Pbro. Manuel Acosta

Anotaciones al texto de Mt 16, 13-20

El episodio tiene dos partes. En la primera, Pedro confiesa la auténtica identidad de Jesús (vv. 13-16). En la segunda es Jesús quien revela la identidad de Pedro y le encarga una misión (vv. 17-19). El texto finaliza con una orden de guardar silencio (v. 20).

La escena se desarrolla en el camino hacia la región de Cesárea de Filipo, ciudad situada al norte del lago de Galilea, asignada al César, fuera del territorio israelita. El nombre de la ciudad, en su sentido original, indicaba que el texto entrañaba polémica imperial: Jesús es el auténtico hijo de Dios, no el emperador, quien también era designado con este mismo título.

Jesús plantea a los que van con él dos preguntas. La primera de ellas va dirigida a conocer la opinión de la gente sobre su persona, en cuanto Hijo del hombre (v.13). La gente que ha presenciado sus signos y ha escuchado sus enseñanzas sólo afirma que él es Juan Bautista, Elías, Jeremías y uno de los profetas (v. 14). Las cuatro respuestas sitúan a Jesús en la tradición profética.
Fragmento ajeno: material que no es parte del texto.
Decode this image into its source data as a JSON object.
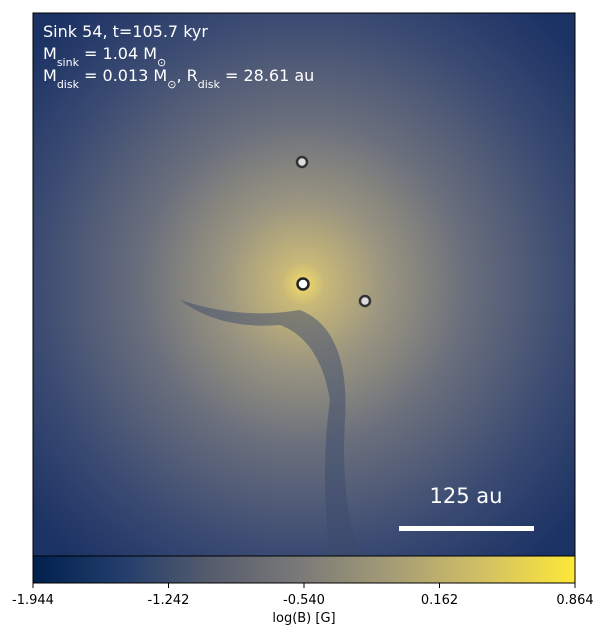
{
  "chart_data": {
    "type": "image",
    "annotations": [
      [
        {
          "text": "Sink 54, t=105.7 kyr"
        }
      ],
      [
        {
          "text": "M"
        },
        {
          "sub": "sink"
        },
        {
          "text": " = 1.04 M"
        },
        {
          "sub": "⊙"
        }
      ],
      [
        {
          "text": "M"
        },
        {
          "sub": "disk"
        },
        {
          "text": " = 0.013 M"
        },
        {
          "sub": "⊙"
        },
        {
          "text": ", R"
        },
        {
          "sub": "disk"
        },
        {
          "text": " = 28.61 au"
        }
      ]
    ],
    "scale_bar_label": "125 au",
    "colorbar": {
      "label": "log(B) [G]",
      "colormap": "cividis",
      "clim": [
        -1.944,
        0.864
      ],
      "ticks": [
        -1.944,
        -1.242,
        {
          "value": -0.54,
          "label": "-0.540"
        },
        0.162,
        0.864
      ]
    }
  }
}
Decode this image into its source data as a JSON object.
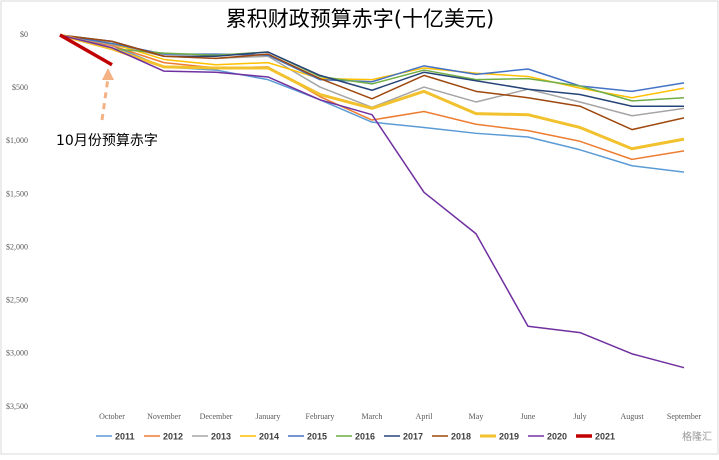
{
  "chart_data": {
    "type": "line",
    "title": "累积财政预算赤字(十亿美元)",
    "categories": [
      null,
      "October",
      "November",
      "December",
      "January",
      "February",
      "March",
      "April",
      "May",
      "June",
      "July",
      "August",
      "September"
    ],
    "ylim": [
      0,
      3500
    ],
    "y_inverted": true,
    "yticks": [
      {
        "value": 0,
        "label": "$0"
      },
      {
        "value": 500,
        "label": "$500"
      },
      {
        "value": 1000,
        "label": "$1,000"
      },
      {
        "value": 1500,
        "label": "$1,500"
      },
      {
        "value": 2000,
        "label": "$2,000"
      },
      {
        "value": 2500,
        "label": "$2,500"
      },
      {
        "value": 3000,
        "label": "$3,000"
      },
      {
        "value": 3500,
        "label": "$3,500"
      }
    ],
    "grid": false,
    "legend": "bottom",
    "annotation": "10月份预算赤字",
    "watermark": "格隆汇",
    "series": [
      {
        "name": "2011",
        "color": "#5b9bd5",
        "width": 1.5,
        "values": [
          0,
          100,
          300,
          330,
          420,
          610,
          820,
          870,
          925,
          960,
          1080,
          1230,
          1290
        ]
      },
      {
        "name": "2012",
        "color": "#ed7d31",
        "width": 1.5,
        "values": [
          0,
          100,
          260,
          310,
          300,
          580,
          800,
          720,
          840,
          900,
          1000,
          1170,
          1090
        ]
      },
      {
        "name": "2013",
        "color": "#a5a5a5",
        "width": 1.5,
        "values": [
          0,
          90,
          200,
          220,
          200,
          490,
          680,
          490,
          630,
          510,
          630,
          760,
          690
        ]
      },
      {
        "name": "2014",
        "color": "#ffc000",
        "width": 1.5,
        "values": [
          0,
          80,
          230,
          280,
          260,
          410,
          420,
          310,
          360,
          390,
          500,
          590,
          500
        ]
      },
      {
        "name": "2015",
        "color": "#4472c4",
        "width": 1.5,
        "values": [
          0,
          80,
          180,
          180,
          190,
          420,
          440,
          290,
          370,
          320,
          480,
          530,
          450
        ]
      },
      {
        "name": "2016",
        "color": "#70ad47",
        "width": 1.5,
        "values": [
          0,
          130,
          170,
          190,
          160,
          390,
          460,
          330,
          420,
          410,
          480,
          620,
          590
        ]
      },
      {
        "name": "2017",
        "color": "#264478",
        "width": 1.5,
        "values": [
          0,
          60,
          200,
          200,
          160,
          380,
          520,
          350,
          430,
          510,
          560,
          670,
          670
        ]
      },
      {
        "name": "2018",
        "color": "#9e480e",
        "width": 1.5,
        "values": [
          0,
          60,
          200,
          220,
          180,
          410,
          600,
          380,
          530,
          590,
          670,
          890,
          780
        ]
      },
      {
        "name": "2019",
        "color": "#f2c12e",
        "width": 3,
        "values": [
          0,
          130,
          300,
          310,
          310,
          560,
          690,
          530,
          740,
          750,
          870,
          1070,
          980
        ]
      },
      {
        "name": "2020",
        "color": "#7030a0",
        "width": 1.5,
        "values": [
          0,
          120,
          340,
          350,
          395,
          610,
          750,
          1480,
          1870,
          2740,
          2800,
          3000,
          3130
        ]
      },
      {
        "name": "2021",
        "color": "#c00000",
        "width": 3.5,
        "values": [
          0,
          280,
          null,
          null,
          null,
          null,
          null,
          null,
          null,
          null,
          null,
          null,
          null
        ]
      }
    ]
  }
}
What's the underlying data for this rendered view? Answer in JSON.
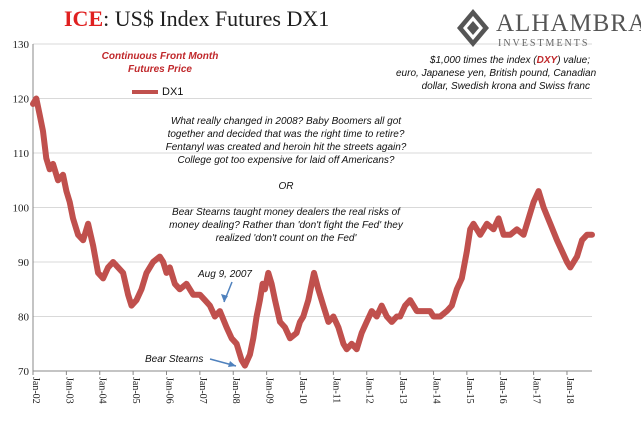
{
  "title": {
    "prefix": "ICE",
    "rest": ": US$ Index Futures DX1"
  },
  "logo": {
    "name": "ALHAMBRA",
    "sub": "INVESTMENTS"
  },
  "series_caption": {
    "line1": "Continuous Front Month",
    "line2": "Futures Price"
  },
  "description": {
    "line1_a": "$1,000 times the index (",
    "line1_b": "DXY",
    "line1_c": ") value;",
    "line2": "euro, Japanese yen, British pound, Canadian",
    "line3": "dollar, Swedish krona and Swiss franc"
  },
  "commentary": [
    "What really changed in 2008? Baby Boomers all got",
    "together and decided that was the right time to retire?",
    "Fentanyl was created and heroin hit the streets again?",
    "College got too expensive for laid off Americans?",
    "",
    "OR",
    "",
    "Bear Stearns taught money dealers the real risks of",
    "money dealing? Rather than 'don't fight the Fed' they",
    "realized 'don't count on the Fed'"
  ],
  "annotations": {
    "aug2007": "Aug 9, 2007",
    "bear": "Bear Stearns"
  },
  "colors": {
    "series": "#c0504d",
    "title_accent": "#e02020",
    "arrow": "#4f81bd"
  },
  "chart_data": {
    "type": "line",
    "legend": "top-left",
    "grid": "horizontal",
    "ylim": [
      70,
      130
    ],
    "yticks": [
      70,
      80,
      90,
      100,
      110,
      120,
      130
    ],
    "xlim": [
      2002.0,
      2018.75
    ],
    "xticks": [
      "Jan-02",
      "Jan-03",
      "Jan-04",
      "Jan-05",
      "Jan-06",
      "Jan-07",
      "Jan-08",
      "Jan-09",
      "Jan-10",
      "Jan-11",
      "Jan-12",
      "Jan-13",
      "Jan-14",
      "Jan-15",
      "Jan-16",
      "Jan-17",
      "Jan-18"
    ],
    "series": [
      {
        "name": "DX1",
        "x": [
          2002.0,
          2002.1,
          2002.2,
          2002.3,
          2002.4,
          2002.5,
          2002.6,
          2002.75,
          2002.9,
          2003.0,
          2003.1,
          2003.2,
          2003.35,
          2003.5,
          2003.65,
          2003.8,
          2003.95,
          2004.1,
          2004.25,
          2004.4,
          2004.55,
          2004.7,
          2004.85,
          2004.95,
          2005.1,
          2005.25,
          2005.4,
          2005.6,
          2005.8,
          2005.9,
          2006.0,
          2006.1,
          2006.25,
          2006.4,
          2006.6,
          2006.8,
          2007.0,
          2007.15,
          2007.3,
          2007.45,
          2007.6,
          2007.8,
          2007.95,
          2008.1,
          2008.25,
          2008.35,
          2008.5,
          2008.6,
          2008.7,
          2008.8,
          2008.88,
          2008.95,
          2009.05,
          2009.15,
          2009.25,
          2009.4,
          2009.55,
          2009.7,
          2009.9,
          2010.0,
          2010.1,
          2010.25,
          2010.42,
          2010.55,
          2010.7,
          2010.85,
          2011.0,
          2011.15,
          2011.3,
          2011.4,
          2011.55,
          2011.7,
          2011.85,
          2012.0,
          2012.15,
          2012.3,
          2012.45,
          2012.6,
          2012.75,
          2012.9,
          2013.0,
          2013.15,
          2013.3,
          2013.5,
          2013.7,
          2013.9,
          2014.0,
          2014.2,
          2014.4,
          2014.55,
          2014.7,
          2014.85,
          2015.0,
          2015.1,
          2015.2,
          2015.4,
          2015.6,
          2015.8,
          2015.95,
          2016.1,
          2016.3,
          2016.5,
          2016.7,
          2016.85,
          2017.0,
          2017.15,
          2017.3,
          2017.5,
          2017.7,
          2017.85,
          2018.0,
          2018.1,
          2018.3,
          2018.45,
          2018.6,
          2018.75
        ],
        "values": [
          119,
          120,
          117,
          114,
          109,
          107,
          108,
          105,
          106,
          103,
          101,
          98,
          95,
          94,
          97,
          93,
          88,
          87,
          89,
          90,
          89,
          88,
          84,
          82,
          83,
          85,
          88,
          90,
          91,
          90,
          88,
          89,
          86,
          85,
          86,
          84,
          84,
          83,
          82,
          80,
          81,
          78,
          76,
          75,
          72,
          71,
          73,
          76,
          80,
          83,
          86,
          85,
          88,
          86,
          83,
          79,
          78,
          76,
          77,
          79,
          80,
          83,
          88,
          85,
          82,
          79,
          80,
          78,
          75,
          74,
          75,
          74,
          77,
          79,
          81,
          80,
          82,
          80,
          79,
          80,
          80,
          82,
          83,
          81,
          81,
          81,
          80,
          80,
          81,
          82,
          85,
          87,
          92,
          96,
          97,
          95,
          97,
          96,
          98,
          95,
          95,
          96,
          95,
          98,
          101,
          103,
          100,
          97,
          94,
          92,
          90,
          89,
          91,
          94,
          95,
          95
        ]
      }
    ]
  }
}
Pero Jesús es más que un profeta (Mt 3, 17)

La segunda pregunta es directamente al grupo de los discípulos (v.15). La interrogante es enfática y personal. Jesús quería saber quién era él para ellos. Pedro es el único que responde (v. 16): “Tú eres el Mesías, el Hijo de Dios vivo”. Esta respuesta, distinta a la que se encuentra en Mc 8,29 y Lc 9,20, enfatiza la autoridad de Jesús. El título “Hijo de Dios” subraya la vinculación filial de Jesús a su Padre y su obediencia radical a él. Mientras que la expresión “Dios vivo” constituye la experiencia que el AT tiene de Dios: Él es el Dios de la vida. Jesús sólo puede ser confesado bajo esta imagen de Dios.

La reacción de Jesús ante la respuesta de Pedro constituye la segunda parte del pasaje y no tiene paralelos en los otros sinópticos. En ella, la fe proclamada por el discípulo es modelo para toda la Iglesia. Consta de tres elementos: una bienaventuranza, una promesa y un encargo. El versículo 17 contiene la bienaventuranza. Simón es felicitado por profesar abiertamente la fe de Jesús: “él es el Hijo de Dios”. No obstante, queda claro que ello no es mérito suyo, sino que procede de una inspiración del Padre (ver Mt 11,25-27). De hecho, el evangelista no ocultará las dificultades de Pedro para aceptar las consecuencias de la fe que él mismo ha confesado (Mt 14,28-31; 16,21-23).

El versículo 18 tiene forma de promesa y por eso está redactado en futuro. Haciendo un juego de palabras con el sobrenombre de Simón, Jesús utiliza la imagen de la construcción, bien conocida en el Antiguo Testamento (Is 28,16; Sal 118,22). La fe de Pedro es la piedra sobre la que el Señor desea edificar su Iglesia. La fe profesada por el apóstol, no su persona, será el fundamento sobre el que se asentará el nuevo pueblo de Dios que Jesús quiere reunir.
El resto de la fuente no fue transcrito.